**Today’s post is one that I originally sent to my email list only. It got such a positive response that I decided to share on the blog. To get more content like this, sign up for my email list below this post or by using this link. Now onward with the post!**
“Unemployment is the best thing that ever happened to me.”
I’ve heard of (or read about) many successful entrepreneurs saying something like this. If you look around and think about the people who are doing well at being self-employed, I’m sure you’ll find someone who was laid off or fired before they embarked on their venture. They may have felt frustrated or discouraged at first. But something happened that changed everything. Maybe it was the desperateness that sets in when they have a family to support. Maybe it’s the thought of being put out on the street or traveling from couch to couch with no place to call their own. Maybe it’s that realization that they no longer wanna put their security in someone else’s hand…or on someone else’s payroll. Whatever the case, they became the ambitious entrepreneur that’s now loving life despite the hard work.
I should note that the “the moment” doesn’t always have to be loss of employment or income. Thinking more generally, it could be the loss of freedom. You don’t always realize that until it’s been compromised. I had a moment like this a few days ago.
A friend recently asked me if I’d like to be on their panel at an upcoming conference. Coincidentally, it was a conference I hadn’t planned on attending because I wasn’t gonna be on a panel. Why is this significant? Well, if I’m not on a panel, I have to pay for a pass….a $1,000 pass. I don’t know about you, but I don’t have a G laying around, or stuffed in a shoe box under some old papers. On top of that, I’d have had to pay for travel and lodging. If all was said and done, it’d be a $2,000 – $2,500 trip. Couldn’t swing that. Can’t swing that. Though I’d love to have been able to. I went to this conference before and had an awesomely enriching time.

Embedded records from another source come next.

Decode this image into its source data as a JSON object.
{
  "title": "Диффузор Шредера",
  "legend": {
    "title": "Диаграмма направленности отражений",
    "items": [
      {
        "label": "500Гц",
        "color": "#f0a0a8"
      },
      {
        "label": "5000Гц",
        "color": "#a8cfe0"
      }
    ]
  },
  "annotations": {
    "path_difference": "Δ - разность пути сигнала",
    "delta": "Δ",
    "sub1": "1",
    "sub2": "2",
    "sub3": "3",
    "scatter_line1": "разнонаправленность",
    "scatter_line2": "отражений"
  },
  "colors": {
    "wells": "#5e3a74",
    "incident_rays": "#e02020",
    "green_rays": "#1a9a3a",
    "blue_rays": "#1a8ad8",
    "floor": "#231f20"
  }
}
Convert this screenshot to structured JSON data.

But the friend offering me a spot on the panel, which meant I could knock off 1K.
I took some time to think about the goals I’ve set for 2014 — most of which require money. I’m not talking stuff like traveling the world. I’m talking about reinvestment in self. Stuff like production equipment, attending another major event later this year, building my savings and paying off some debts. Going to this conference — even with admission taken care of — would set me back on just about all my goals. If I had hair on my head, I’d have pulled it out while thinking about this.
It took me a couple days to tell my friend I wouldn’t be able to make it. I knew from the moment she extended the invite that it wouldn’t work, but I tried (hard!) to find a way. It just wasn’t gonna happen. Not without sacrificing something else and betting against money I haven’t made.

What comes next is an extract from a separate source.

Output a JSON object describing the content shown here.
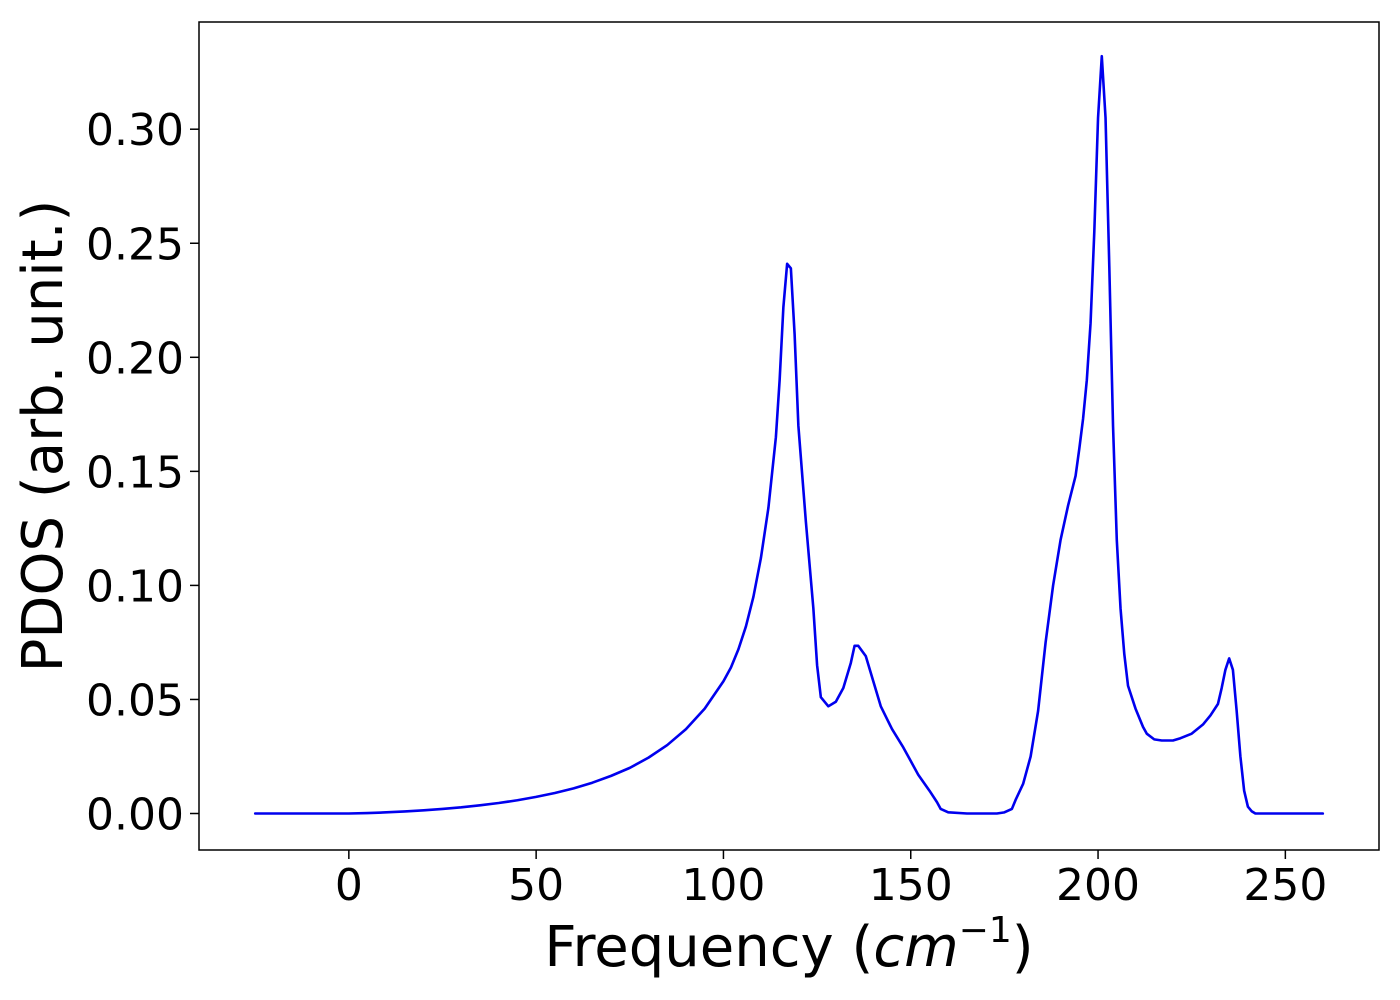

You might call this sound decision-making, and I’d agree. But the truth is, I’ve been frustrated since sending her the “thanks, but I can’t” email. There’s something about money stopping me from pursuing one of my passions that lingers in my stomach. It’s a terrible feeling and ”there’s always next year” doesn’t cut it. And though it’s been a few days, this feels like one of those moments.
I’ve decided I’m gonna do whatever I can to take the money issue off the table. I hate the idea of finances restricting my freedom and blocking my happiness. I’m certainly not at rock bottom, but I feel a change stirring. I feel like this could be a major turning point. In fact, I can see my tipping point down the road and I can’t wait to get there.
I’m not sharing this so I can rant about finances. I’m sharing because I want you to know you don’t have to wait for that moment. You don’t have to feel something you never wanna feel again to get started. Whether your goal is to be an entrepreneur, move up in the company, or get into a company, there are things you can do today. Setting goals and cutting out stuff that doesn’t move you toward them is a good starting point. If you do that, honestly, you’ll be a step ahead of me.